After dropping off our bags and having a nap in a WARM room we took a little day trip out to the Skoura Oasis - an hour or so away from Ouarzazate.   The very nice desert-fancying-Frenchman drew us a map of where to go in order to see a few Kasbahs...but we ended up very lost.  All the same, we made our way through the thick trees and saw dozens of Kasbahs peaking out from the branches - most of them still inhabited.  It was really surreal actually.  ....and we are lucky our car didn't fall into any ditches as the road was often times barely wide enough for all four tires!


When it Rains it Pours!

Not real rain though - Morocco is still seriously lacking in real rain this season.  But in busy-ness!  I hate to interrupt a travel story mid trip, especially one where we have just emerged from a freezing haunted Moroccan castle, but there have been some goings on around these parts.

We had an "S" visit to Morocco this past week.  For those of you who haven't been indoctrinated into the State Department Acronym and Initials Secret Code yet, "S" means Secretary of State.  As in THE secretary of State.  Of America.  The consulate wasn't directly involved in the visit, but Max and I were able to meet Madame Secretary and shake her hand.

I don't meet a lot of famous people but in general I don't get very hyped about it.  People are people, right?  But just before driving over from church to where the meet and great was held I had been chopping up Basil for a salad.  In the car I realized my hands still very much smelled of Basil and oh my gosh I'm going to shake the Secretary of State's hand with my basil-smelling hand and then she'll board air-force-secretary-one or whatever it is and put her hand up to her face and say "Basil, how curious."  But when I realized that was probably the worst possible outcome I got over it.

It's really refreshing to have these kinds of "Big Picture" meetings from time to time.  I'll spare you the sentimental paragraph I just wrote and erased about serving your country and being engaged in meaningful work, and just say that this is a neat job and North Africa is a neat place to be right now.

On other fronts...

I am still wearing a pony tail in light of mullet-gate 2012, but my hair is growing pretty fast.

Our dog is still very adorable and better not grow out of his on-board carrier before we attempt a trans-Atlantic flight this May...

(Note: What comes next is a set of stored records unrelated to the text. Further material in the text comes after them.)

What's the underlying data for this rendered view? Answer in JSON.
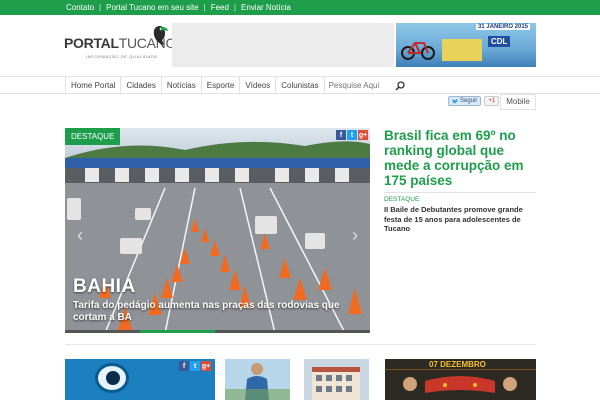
{
  "topbar": {
    "links": [
      "Contato",
      "Portal Tucano em seu site",
      "Feed",
      "Enviar Notícia"
    ],
    "separator": "|"
  },
  "header": {
    "logo_bold": "PORTAL",
    "logo_light": "TUCANO",
    "logo_tagline": "INFORMAÇÃO DE QUALIDADE",
    "banner_date": "31 JANEIRO 2015",
    "banner_brand": "CDL"
  },
  "nav": {
    "items": [
      "Home Portal",
      "Cidades",
      "Notícias",
      "Esporte",
      "Vídeos",
      "Colunistas"
    ],
    "search_placeholder": "Pesquise Aqui"
  },
  "social": {
    "twitter_label": "Seguir",
    "gplus_label": "+1",
    "mobile_label": "Mobile"
  },
  "hero": {
    "tag": "DESTAQUE",
    "city": "BAHIA",
    "caption": "Tarifa do pedágio aumenta nas praças das rodovias que cortam a BA",
    "share_icons": [
      "f",
      "t",
      "g+"
    ]
  },
  "side": {
    "headline": "Brasil fica em 69º no ranking global que mede a corrupção em 175 países",
    "kicker": "DESTAQUE",
    "sub": "II Baile de Debutantes promove grande festa de 15 anos para adolescentes de Tucano"
  },
  "thumbs": {
    "t4_month": "07 DEZEMBRO",
    "t1_share_icons": [
      "f",
      "t",
      "g+"
    ]
  },
  "colors": {
    "brand_green": "#1e9e4b",
    "facebook": "#3b5998",
    "twitter": "#1da1f2",
    "gplus": "#dd4b39"
  }
}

I figured out how to make Taquitos from local stuffs and can't believe it took me so stinkin' long

I have been moved from teaching the 11 year olds at church to teaching the 8 & 9 year olds and so far so good.  We had a lesson today about a man who stood on a tower to teach his people and we played Jenga - it was a big hit.

We took a wee trip to the seaside with our dog and I'll be posting more about that later.  It was the first trip where we planned nothing and did nothing and I loved it.  That Max, he's such a calming influence on me :)

Max is having a graphic novel he has written illustrated and the project is at the half way point.  Very exciting.  He's applied for a grant that would pay for production, printing, and advertising - we'll know more in June, but keep your collective fingers crossed!

We are busy planning our home leave and can't wait to see many of you.  We are hoping to fit in at least one camping weekend and other fun activities whilst home-leaving.  ...including buying a heavy duty new camera lens?  Yes, even that.